The Impact of Venture Fund Inflows on Private Equity Valuation

The growth of capital investment

Before the dawn of early 1946, only a limited number of venture funds were established, and the annual inflows of money into new venture funds were small. However, the capital under management in the asset class of private equity market has grown drastically from $4 billion in 1978 to $200 billion in 1998, and observers have thereby proclaimed that increasing capital inflows has resulted in higher security prices. Since investors in venture capitalists were allowed to invest more in high-risk-high-reward start-ups. In fact, venture capitalists have backed many high-technology companies including Cisco Systems, Genentech, Intel, Microsoft, and Netscape. These small startups later became a successful IPOs that were sold back from venture capitalists to the underwriter at a sweet deal. This article intends to show the relation of capital inflows to the pricing of investment.  Typically, we are fully aware that the increase in capital inflows would lead to higher capital investment of venture funds, and thus higher valuation of funds. But we’d like to understand how else capital inflows would influence the valuation and pricing venture capital funds.

In a financial theorists’ perspective, the valuation of a firm is primarily dependent on its forecasted cash flows. So, if investors expect future profitability to be higher, the value of a firm should increase and vice versa. Similarly, if investors learn that the firms will be less or more riskier than anticipated, the cost of capital will change accordingly in the valuation of firms. Higher cost of capital means that valuation would be lower and vice versa.

Characteristics of equity valuation

  • More mature firms receive higher valuation than newly established firms: Firms often go through 6 stages with private financing: start-up stage, development stage, beta stage, shipping stage, profitable stage, and restart stage. Mature private firms are those who enter the profitable stage, where they start to generate excessive revenue and obtain attractive gross margin. These firms often receive higher valuation, however, mature firms that undergo the restart phrase (financial and product market restructure) will exceptionally receive dramatically depressed valuations.
  • Industry of firm: venture capitalists often focus their attention on companies that offer cutting edge technology or product platforms to the market. They believe the technology sector has the highest risk-to-reward ratio where investors can achieve potentially significant rewards for the high-risk startup firms. The valuation of technology companies also varies by specific “industry”. Semiconductor, data processing, and communication companies on average receive higher valuation, while industrial equipment and instrumentation companies have a relatively lower valuation.
    • For medical related and data processing firms, the probability of being funded is significantly negatively correlated with venture capital inflows. During the years when venture capital inflows, firms in the data processing industry greater funding than those in the medical field, which deter higher valuation of data processing industry and lower valuation for startup medical firms.

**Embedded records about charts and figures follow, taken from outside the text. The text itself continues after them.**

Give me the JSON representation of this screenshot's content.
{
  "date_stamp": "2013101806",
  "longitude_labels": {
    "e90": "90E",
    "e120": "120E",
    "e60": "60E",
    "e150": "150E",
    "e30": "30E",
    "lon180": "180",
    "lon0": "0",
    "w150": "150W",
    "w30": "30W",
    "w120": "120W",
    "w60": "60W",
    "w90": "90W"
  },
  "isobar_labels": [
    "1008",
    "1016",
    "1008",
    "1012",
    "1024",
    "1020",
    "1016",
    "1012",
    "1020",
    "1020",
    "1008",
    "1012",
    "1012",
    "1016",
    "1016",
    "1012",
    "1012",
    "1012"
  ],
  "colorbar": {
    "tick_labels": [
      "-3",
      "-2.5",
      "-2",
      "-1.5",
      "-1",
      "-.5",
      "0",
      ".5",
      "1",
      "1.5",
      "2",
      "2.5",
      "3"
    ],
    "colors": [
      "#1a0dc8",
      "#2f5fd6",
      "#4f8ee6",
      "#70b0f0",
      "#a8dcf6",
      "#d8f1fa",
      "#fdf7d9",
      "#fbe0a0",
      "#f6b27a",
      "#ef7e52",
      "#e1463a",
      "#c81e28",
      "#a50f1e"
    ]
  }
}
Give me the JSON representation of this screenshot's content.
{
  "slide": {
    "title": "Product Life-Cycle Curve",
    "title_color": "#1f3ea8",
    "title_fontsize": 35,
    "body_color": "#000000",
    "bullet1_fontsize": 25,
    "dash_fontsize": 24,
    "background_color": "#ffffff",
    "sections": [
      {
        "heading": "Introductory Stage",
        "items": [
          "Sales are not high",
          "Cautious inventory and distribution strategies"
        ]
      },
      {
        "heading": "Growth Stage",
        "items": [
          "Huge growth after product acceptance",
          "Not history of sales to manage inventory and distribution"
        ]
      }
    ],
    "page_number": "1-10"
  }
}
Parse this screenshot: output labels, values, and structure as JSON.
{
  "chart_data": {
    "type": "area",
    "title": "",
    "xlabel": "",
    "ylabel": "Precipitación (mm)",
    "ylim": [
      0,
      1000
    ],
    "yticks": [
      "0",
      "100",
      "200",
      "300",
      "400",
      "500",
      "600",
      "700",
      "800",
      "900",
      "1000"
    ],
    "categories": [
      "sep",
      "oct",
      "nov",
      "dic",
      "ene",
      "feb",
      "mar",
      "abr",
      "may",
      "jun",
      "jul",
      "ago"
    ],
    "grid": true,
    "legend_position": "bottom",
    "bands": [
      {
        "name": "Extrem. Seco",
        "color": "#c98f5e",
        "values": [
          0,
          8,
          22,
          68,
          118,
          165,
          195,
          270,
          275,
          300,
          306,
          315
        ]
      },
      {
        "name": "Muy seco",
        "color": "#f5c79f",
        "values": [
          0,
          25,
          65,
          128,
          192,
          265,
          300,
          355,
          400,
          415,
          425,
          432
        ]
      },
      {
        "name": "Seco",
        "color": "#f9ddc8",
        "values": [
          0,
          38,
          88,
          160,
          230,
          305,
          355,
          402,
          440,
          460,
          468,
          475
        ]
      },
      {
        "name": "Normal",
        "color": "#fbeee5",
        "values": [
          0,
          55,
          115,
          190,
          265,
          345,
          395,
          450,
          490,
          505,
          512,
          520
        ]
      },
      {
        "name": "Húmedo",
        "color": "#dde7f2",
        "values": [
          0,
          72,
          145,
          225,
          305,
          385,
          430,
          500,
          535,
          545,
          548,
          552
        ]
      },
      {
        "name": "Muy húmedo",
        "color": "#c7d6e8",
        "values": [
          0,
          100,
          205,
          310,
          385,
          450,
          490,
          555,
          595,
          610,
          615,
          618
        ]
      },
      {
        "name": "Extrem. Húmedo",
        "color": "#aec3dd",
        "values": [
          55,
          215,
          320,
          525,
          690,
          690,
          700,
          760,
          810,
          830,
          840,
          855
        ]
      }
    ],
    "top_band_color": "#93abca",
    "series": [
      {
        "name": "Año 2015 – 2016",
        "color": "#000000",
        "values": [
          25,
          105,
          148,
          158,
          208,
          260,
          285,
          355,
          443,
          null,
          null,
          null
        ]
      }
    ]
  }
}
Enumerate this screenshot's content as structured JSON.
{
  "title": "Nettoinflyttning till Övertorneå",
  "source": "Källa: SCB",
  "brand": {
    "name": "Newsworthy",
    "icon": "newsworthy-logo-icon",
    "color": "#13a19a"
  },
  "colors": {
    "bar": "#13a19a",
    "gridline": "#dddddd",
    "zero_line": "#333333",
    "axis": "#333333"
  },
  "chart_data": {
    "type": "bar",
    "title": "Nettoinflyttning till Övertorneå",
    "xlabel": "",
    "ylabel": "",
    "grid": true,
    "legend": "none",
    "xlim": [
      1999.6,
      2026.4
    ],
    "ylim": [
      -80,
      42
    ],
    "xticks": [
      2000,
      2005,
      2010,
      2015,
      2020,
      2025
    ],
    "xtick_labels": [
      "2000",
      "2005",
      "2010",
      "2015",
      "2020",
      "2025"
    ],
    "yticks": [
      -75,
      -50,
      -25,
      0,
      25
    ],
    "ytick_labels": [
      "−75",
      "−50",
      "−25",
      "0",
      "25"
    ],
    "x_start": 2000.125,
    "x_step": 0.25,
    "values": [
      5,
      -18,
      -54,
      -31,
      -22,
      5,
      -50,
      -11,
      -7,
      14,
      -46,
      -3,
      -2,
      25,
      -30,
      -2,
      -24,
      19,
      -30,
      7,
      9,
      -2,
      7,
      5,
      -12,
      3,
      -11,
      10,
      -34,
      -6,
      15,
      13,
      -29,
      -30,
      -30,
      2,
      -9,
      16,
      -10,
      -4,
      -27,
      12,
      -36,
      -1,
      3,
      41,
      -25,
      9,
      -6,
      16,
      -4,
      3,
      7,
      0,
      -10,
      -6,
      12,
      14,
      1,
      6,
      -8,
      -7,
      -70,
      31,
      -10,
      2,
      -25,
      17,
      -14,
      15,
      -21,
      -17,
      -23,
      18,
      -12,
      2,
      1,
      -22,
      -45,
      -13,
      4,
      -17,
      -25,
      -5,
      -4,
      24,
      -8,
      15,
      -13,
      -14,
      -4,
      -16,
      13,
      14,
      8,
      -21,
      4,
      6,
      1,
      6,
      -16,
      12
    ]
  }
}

The effects of venture capital inflows to valuation and pricing:

  • The pricing of investment by private equity firms reflect equity valuation levels in the public market, but only a substantial lag. Negotiations between venture investors and entrepreneurs can be prolonged, hence, the price of the investment might be tentatively agreed upon well before the date of the closing.
  • Prices may be affected by differences between first, and later round investors. Entrepreneurs seeking additional funds tend to syndicate second and later rounds with less well-established venture capitalists. Since less well-established venture capitalists would associate with a substantial premium for the startup valuation.